В кабинете появляется Павел Павлович с подносом, на котором дымятся шесть чашечек кофе.
_Павел_ _Павлович_. А вот и кофеек! Выпьем по чашечке кофе, и все проблемы разрешатся сами собой! Прошу! (Наташе.) Прошу, деточка... Ротмистр! Магистр, прошу вас... Вам приглянулась эта чашечка? Пожалуйста!.. Феликс Александрович! Я вижу, они вас совсем разволновали, хлебните черной бодрости, успокойтесь... Басаврюк, дружище, старый боевой конь, что же ты забился в угол? Чашечку кофе – и все пройдет!
Обнеся всех, он возвращается на свое место к журнальному столику с оставшейся чашечкой и, очень довольный, усаживается в кресло.
Феликс жадно, обжигаясь, выхлебывает свой кофе, ставит пустую чашечку на стол и озирается.
Один только Павел Павлович с видимым наслаждением вкушает «черную бодрость». Иван же Давыдович, хотя и поднес свою чашечку к губам, но не пьет, а пристально смотрит на Феликса. И Наташа не пьет: держа чашечку на весу, она внимательно следит за Иваном Давыдовичем. Ротмистр ищет, где бы ему присесть. А Курдюков у себя в углу уже совсем было нацелился отхлебнуть и вдруг перехватывает взгляд Наташи и замирает.

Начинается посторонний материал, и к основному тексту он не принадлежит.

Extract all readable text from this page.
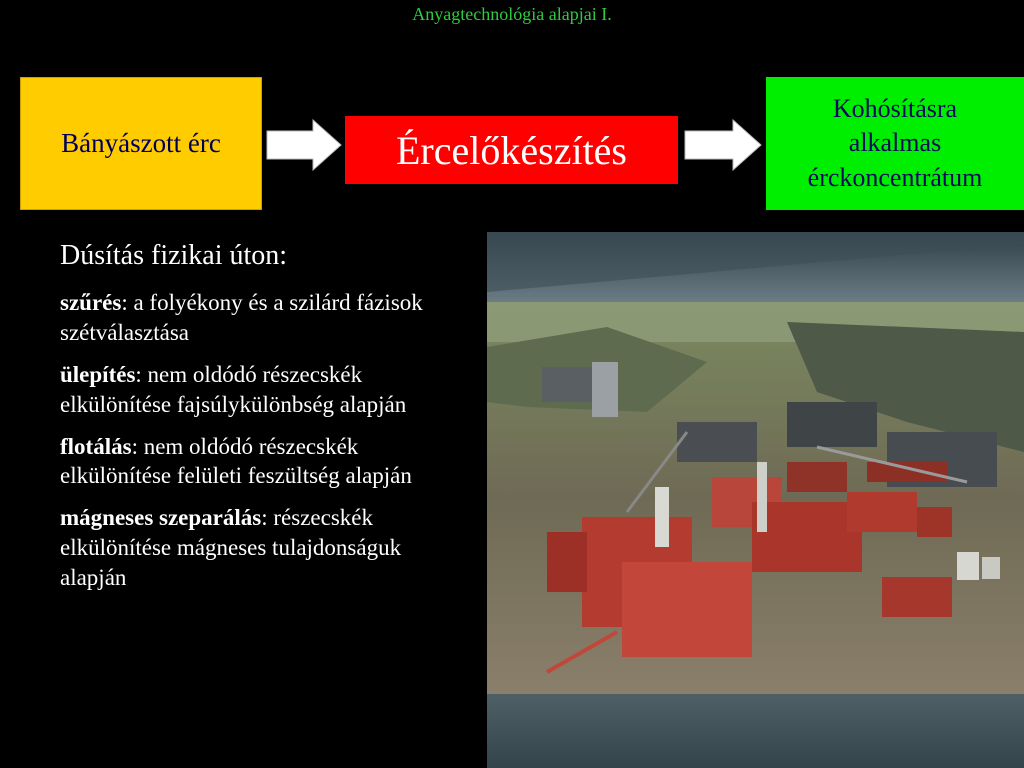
Anyagtechnológia alapjai I.
Bányászott érc	Ércelőkészítés
Kohósításra
alkalmas
érckoncentrátum
Dúsítás fizikai úton:
szűrés: a folyékony és a szilárd fázisok szétválasztása
ülepítés: nem oldódó részecskék elkülönítése fajsúlykülönbség alapján
flotálás: nem oldódó részecskék elkülönítése felületi feszültség alapján
mágneses szeparálás: részecskék elkülönítése mágneses tulajdonságuk alapján
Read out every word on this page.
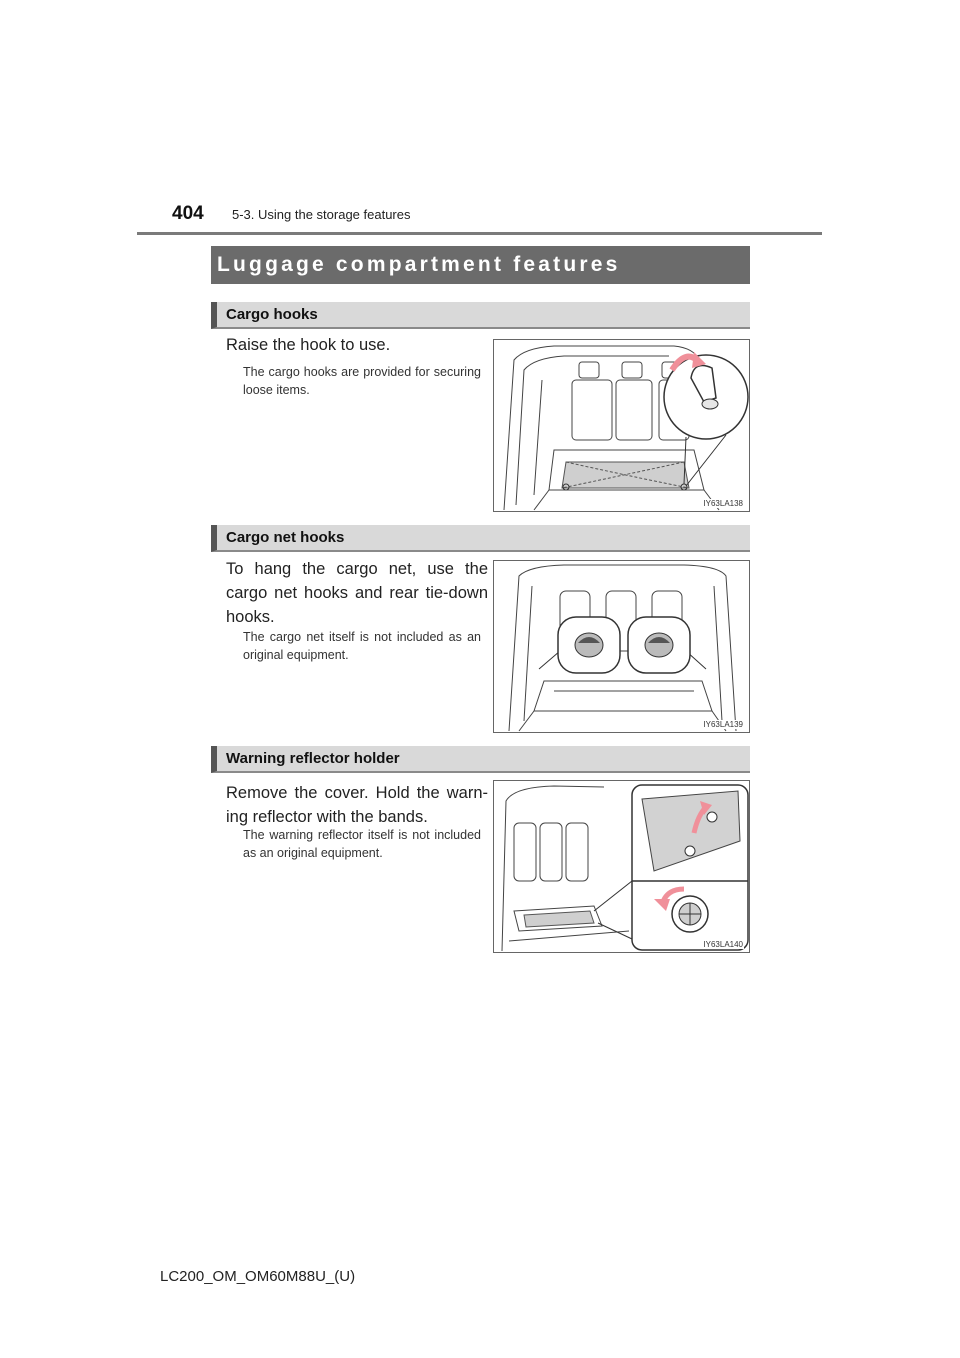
404 5-3. Using the storage features
Luggage compartment features
Cargo hooks
Raise the hook to use.
The cargo hooks are provided for securing loose items.
IY63LA138
Cargo net hooks
To hang the cargo net, use the
cargo net hooks and rear tie-down
hooks.
The cargo net itself is not included as an original equipment.
IY63LA139
Warning reflector holder
Remove the cover. Hold the warn-
ing reflector with the bands.
The warning reflector itself is not included as an original equipment.
IY63LA140
LC200_OM_OM60M88U_(U)
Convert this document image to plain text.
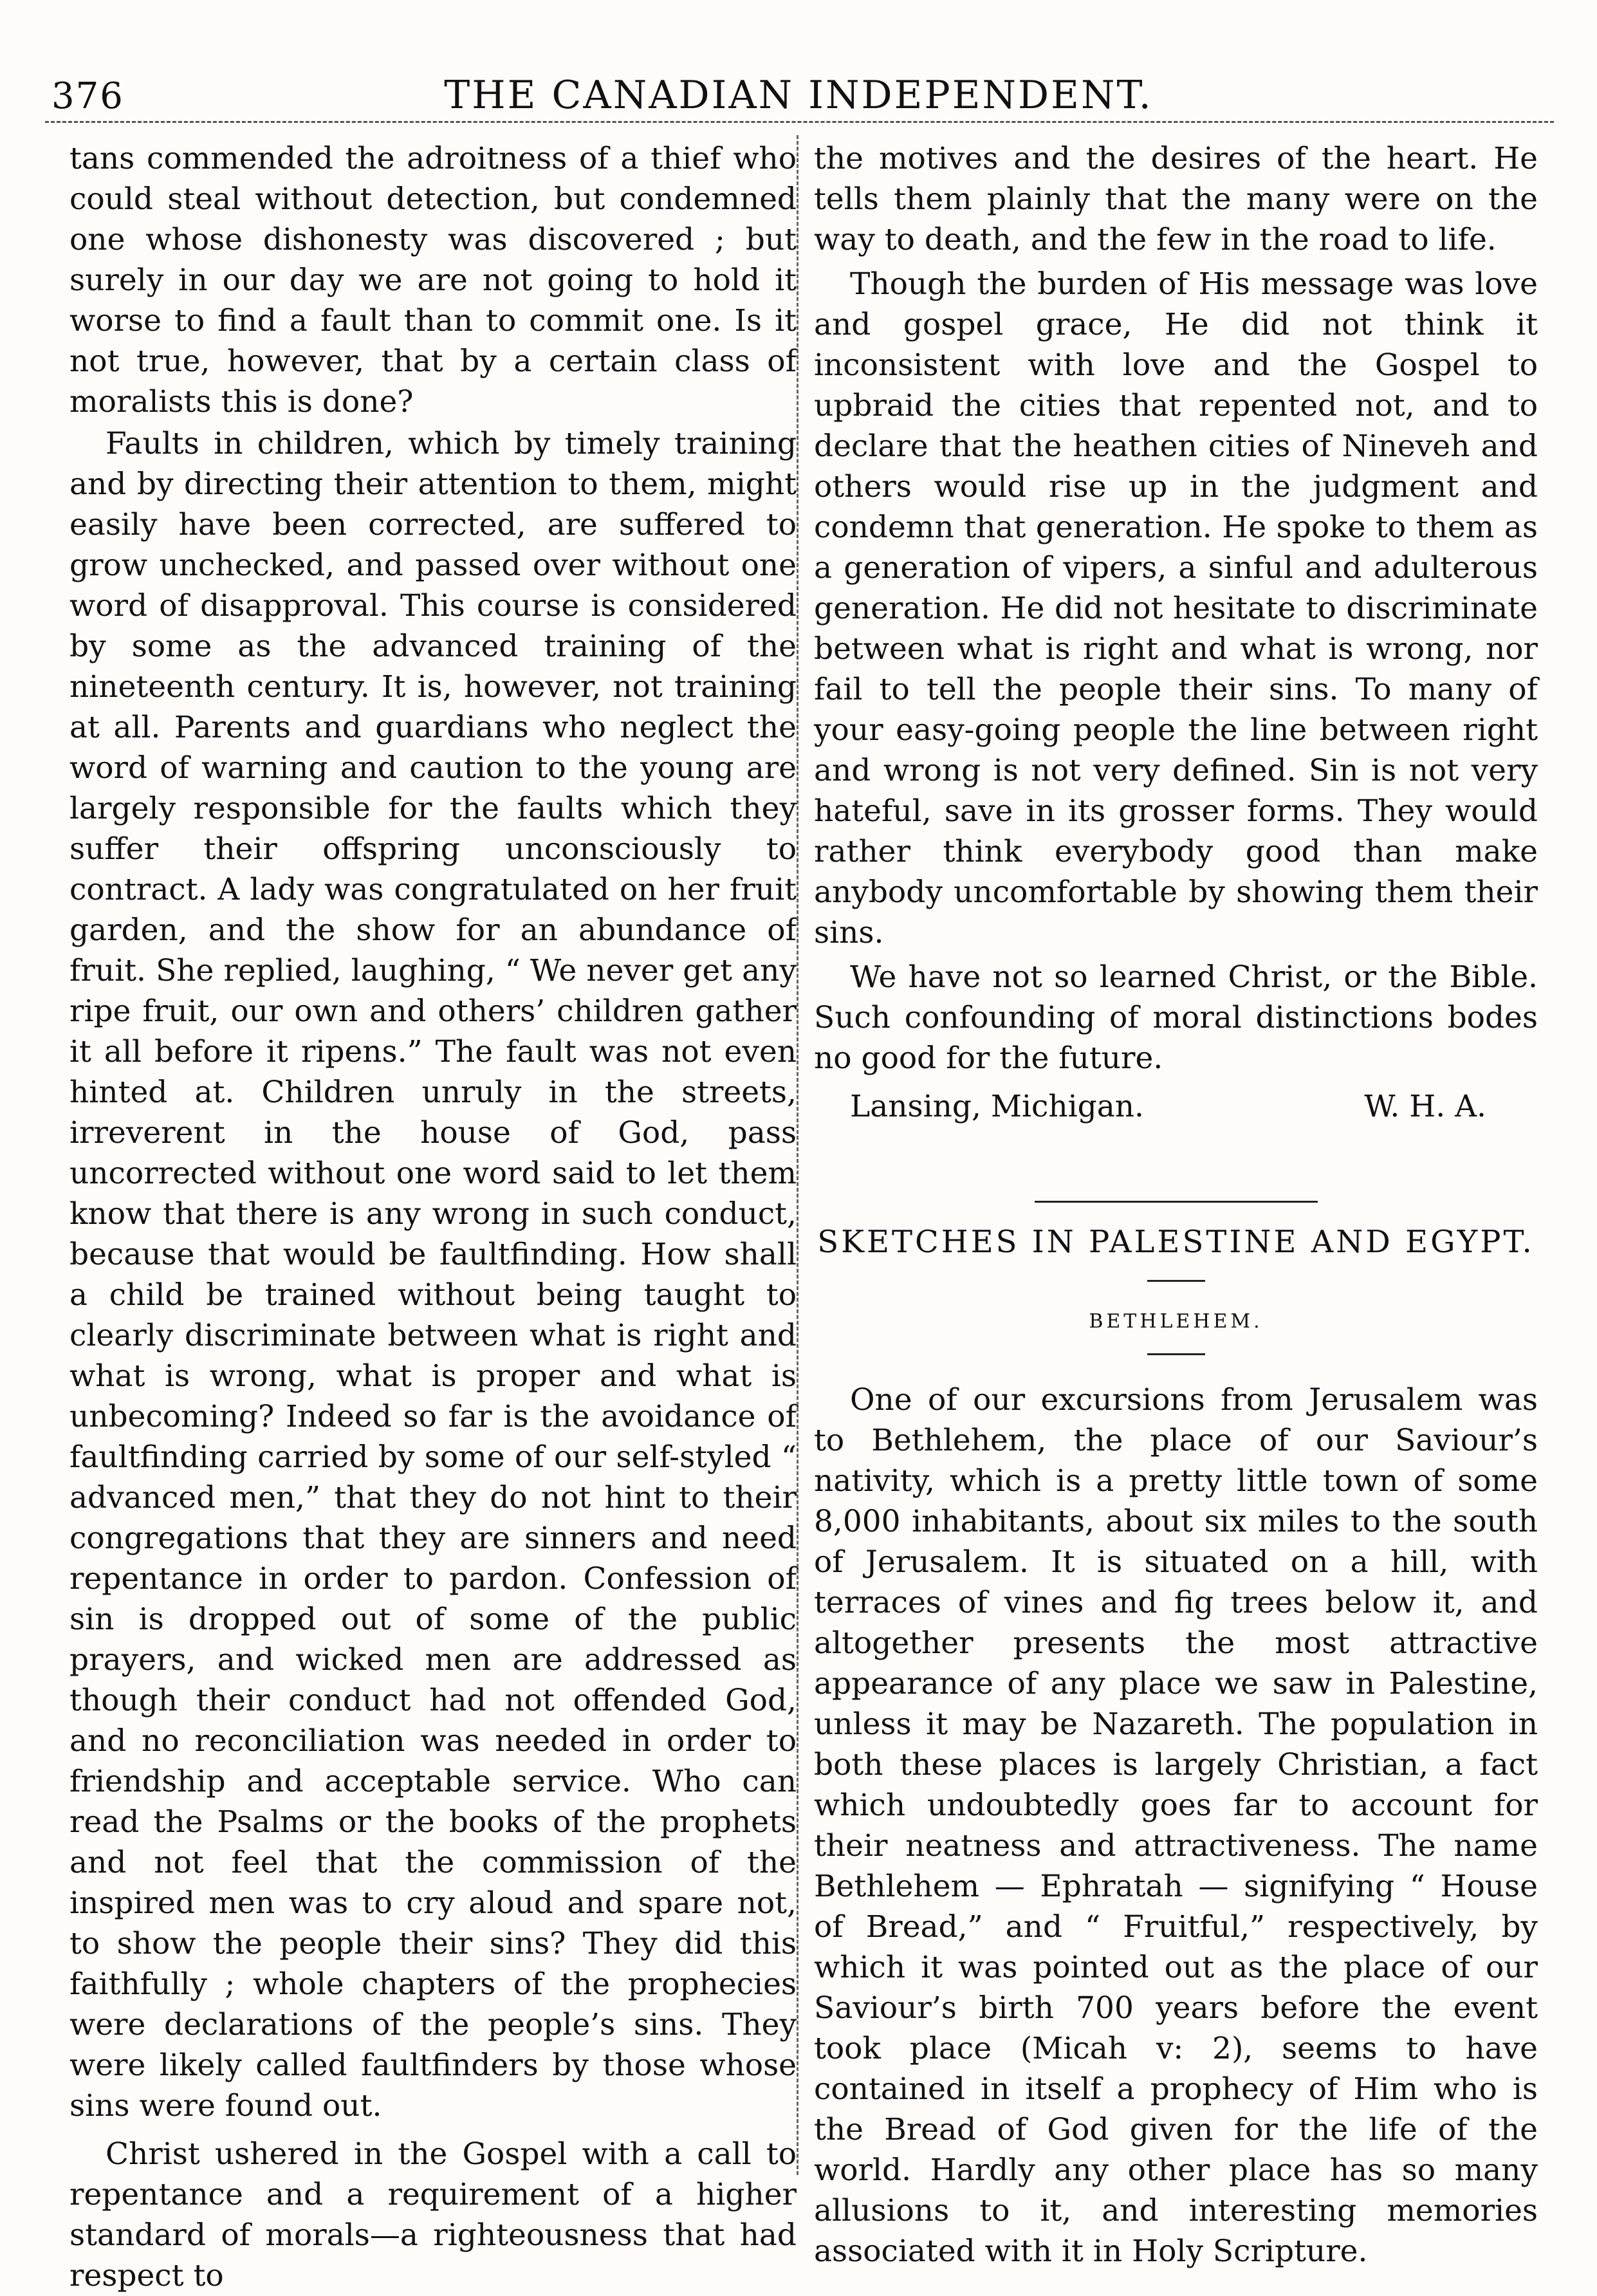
376	THE CANADIAN INDEPENDENT.

tans commended the adroitness of a thief who could steal without detection, but condemned one whose dishonesty was discovered ; but surely in our day we are not going to hold it worse to find a fault than to commit one. Is it not true, however, that by a certain class of moralists this is done?

Faults in children, which by timely training and by directing their attention to them, might easily have been corrected, are suffered to grow unchecked, and passed over without one word of disapproval. This course is considered by some as the advanced training of the nineteenth century. It is, however, not training at all. Parents and guardians who neglect the word of warning and caution to the young are largely responsible for the faults which they suffer their offspring unconsciously to contract. A lady was congratulated on her fruit garden, and the show for an abundance of fruit. She replied, laughing, “ We never get any ripe fruit, our own and others’ children gather it all before it ripens.” The fault was not even hinted at. Children unruly in the streets, irreverent in the house of God, pass uncorrected without one word said to let them know that there is any wrong in such conduct, because that would be faultfinding. How shall a child be trained without being taught to clearly discriminate between what is right and what is wrong, what is proper and what is unbecoming? Indeed so far is the avoidance of faultfinding carried by some of our self-styled “ advanced men,” that they do not hint to their congregations that they are sinners and need repentance in order to pardon. Confession of sin is dropped out of some of the public prayers, and wicked men are addressed as though their conduct had not offended God, and no reconciliation was needed in order to friendship and acceptable service. Who can read the Psalms or the books of the prophets and not feel that the commission of the inspired men was to cry aloud and spare not, to show the people their sins? They did this faithfully ; whole chapters of the prophecies were declarations of the people’s sins. They were likely called faultfinders by those whose sins were found out.

Christ ushered in the Gospel with a call to repentance and a requirement of a higher standard of morals—a righteousness that had respect to

the motives and the desires of the heart. He tells them plainly that the many were on the way to death, and the few in the road to life.

Though the burden of His message was love and gospel grace, He did not think it inconsistent with love and the Gospel to upbraid the cities that repented not, and to declare that the heathen cities of Nineveh and others would rise up in the judgment and condemn that generation. He spoke to them as a generation of vipers, a sinful and adulterous generation. He did not hesitate to discriminate between what is right and what is wrong, nor fail to tell the people their sins. To many of your easy-going people the line between right and wrong is not very defined. Sin is not very hateful, save in its grosser forms. They would rather think everybody good than make anybody uncomfortable by showing them their sins.

We have not so learned Christ, or the Bible. Such confounding of moral distinctions bodes no good for the future.

Lansing, Michigan.	W. H. A.
SKETCHES IN PALESTINE AND EGYPT.
BETHLEHEM.

One of our excursions from Jerusalem was to Bethlehem, the place of our Saviour’s nativity, which is a pretty little town of some 8,000 inhabitants, about six miles to the south of Jerusalem. It is situated on a hill, with terraces of vines and fig trees below it, and altogether presents the most attractive appearance of any place we saw in Palestine, unless it may be Nazareth. The population in both these places is largely Christian, a fact which undoubtedly goes far to account for their neatness and attractiveness. The name Bethlehem — Ephratah — signifying “ House of Bread,” and “ Fruitful,” respectively, by which it was pointed out as the place of our Saviour’s birth 700 years before the event took place (Micah v: 2), seems to have contained in itself a prophecy of Him who is the Bread of God given for the life of the world. Hardly any other place has so many allusions to it, and interesting memories associated with it in Holy Scripture.
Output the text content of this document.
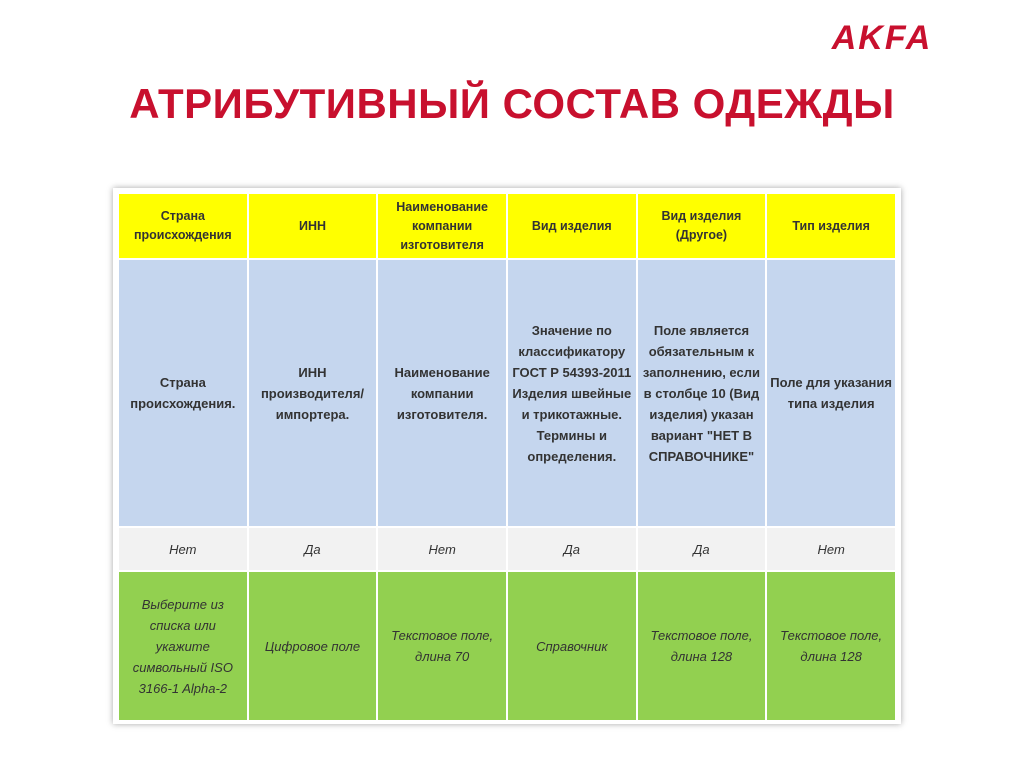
AKFA
АТРИБУТИВНЫЙ СОСТАВ ОДЕЖДЫ
Страна происхождения	ИНН	Наименование компании изготовителя	Вид изделия	Вид изделия (Другое)	Тип изделия
Страна происхождения.	ИНН производителя/ импортера.	Наименование компании изготовителя.	Значение по классификатору ГОСТ Р 54393-2011 Изделия швейные и трикотажные. Термины и определения.	Поле является обязательным к заполнению, если в столбце 10 (Вид изделия) указан вариант "НЕТ В СПРАВОЧНИКЕ"	Поле для указания типа изделия
Нет	Да	Нет	Да	Да	Нет
Выберите из списка или укажите символьный ISO 3166-1 Alpha-2	Цифровое поле	Текстовое поле, длина 70	Справочник	Текстовое поле, длина 128	Текстовое поле, длина 128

Иван Давыдович осторожно ставит свою чашечку на стол и отодвигает ее от себя указательным пальцем. И тогда Курдюков с проклятьем швыряет свою чашечку прямо в книжную стенку.
_Феликс_ (вздрогнув от неожиданности). Скотина! Что ты делаешь?
_Павел_ _Павлович_ (хладнокровно). Что, муха попала? У вас, Феликс Александрович, полно мух на кухне...
_Иван_ _Давыдович_. Князь! Ведь я же вас просил! Ну куда мы теперь денем труп!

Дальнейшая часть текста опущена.